Personale vs. organisationale Sichtweisen in Organisationen
Wie die organisationale statt der personalen Sichtweise Wandel beschleunigen kann.
Komplexität bearbeiten
Der Held im Märchen muss alleine losziehen, aber mit List und Stärke gelingt es ihm, alle Feinde und Drachen zu besiegen. Der tapfere Macher sorgt dafür, dass die Welt sich zum Besseren verändert. Diese Heldengeschichte entspricht auch dem, was wir von früher Kindheit an erleben - das Handeln oder Unterlassen einzelner Menschen sorgt für Wohl und Wehe einer Gemeinschaft.

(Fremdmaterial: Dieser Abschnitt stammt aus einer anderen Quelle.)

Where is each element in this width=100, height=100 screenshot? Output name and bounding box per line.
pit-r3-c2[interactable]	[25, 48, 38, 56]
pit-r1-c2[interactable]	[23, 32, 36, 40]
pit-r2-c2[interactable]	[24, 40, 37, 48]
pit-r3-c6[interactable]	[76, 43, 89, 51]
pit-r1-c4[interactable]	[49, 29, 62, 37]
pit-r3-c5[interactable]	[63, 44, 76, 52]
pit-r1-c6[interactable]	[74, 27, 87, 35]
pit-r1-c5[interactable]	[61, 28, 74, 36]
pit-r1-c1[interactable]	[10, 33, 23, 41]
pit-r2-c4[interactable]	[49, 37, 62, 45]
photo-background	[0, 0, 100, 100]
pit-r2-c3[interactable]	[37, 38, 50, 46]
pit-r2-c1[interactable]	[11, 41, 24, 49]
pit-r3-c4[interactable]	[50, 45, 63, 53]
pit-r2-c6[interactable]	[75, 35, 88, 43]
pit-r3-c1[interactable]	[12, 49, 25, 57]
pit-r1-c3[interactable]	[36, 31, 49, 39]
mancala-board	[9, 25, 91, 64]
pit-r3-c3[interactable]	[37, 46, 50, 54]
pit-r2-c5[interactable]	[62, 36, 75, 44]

So weit, so banal. Glauben wir. Was wir dabei notorisch überschätzen, ist der wirkliche Einfluss des Einzelnen. Und genauso notorisch unterschätzen wir den Einfluss des sozialen Systems, an dem der Einzelne beteiligt ist. Das verwundert nicht, denn das soziale System kann man nicht sehen und man kann ihm auch schlecht Schuld oder Ruhm zuschreiben.
PRAXISFELD vertritt die Sichtweise, dass der organisationale Rahmen mit seinen kulturell überlieferten mentalen Modellen, Regeln und Erwartungen einen weit größeren Einfluss auf den zukünftigen Erfolg oder Misserfolg einer Organisation hat, als die Eigenschaften, Kompetenzen und Motive, die den handelnden Personen zugeschrieben werden(1).
Für die Steuerbarkeit von Organisationen in einer komplexen, volatilen und mehrdeutigen Umwelt ist diese Unterscheidung elementar. Organisationen muss man grundlegend anders behandeln als Personen. Und verstehen, dass Personen notorisch blind sind gegenüber dem sie prägenden, beeinflussenden Umfeld.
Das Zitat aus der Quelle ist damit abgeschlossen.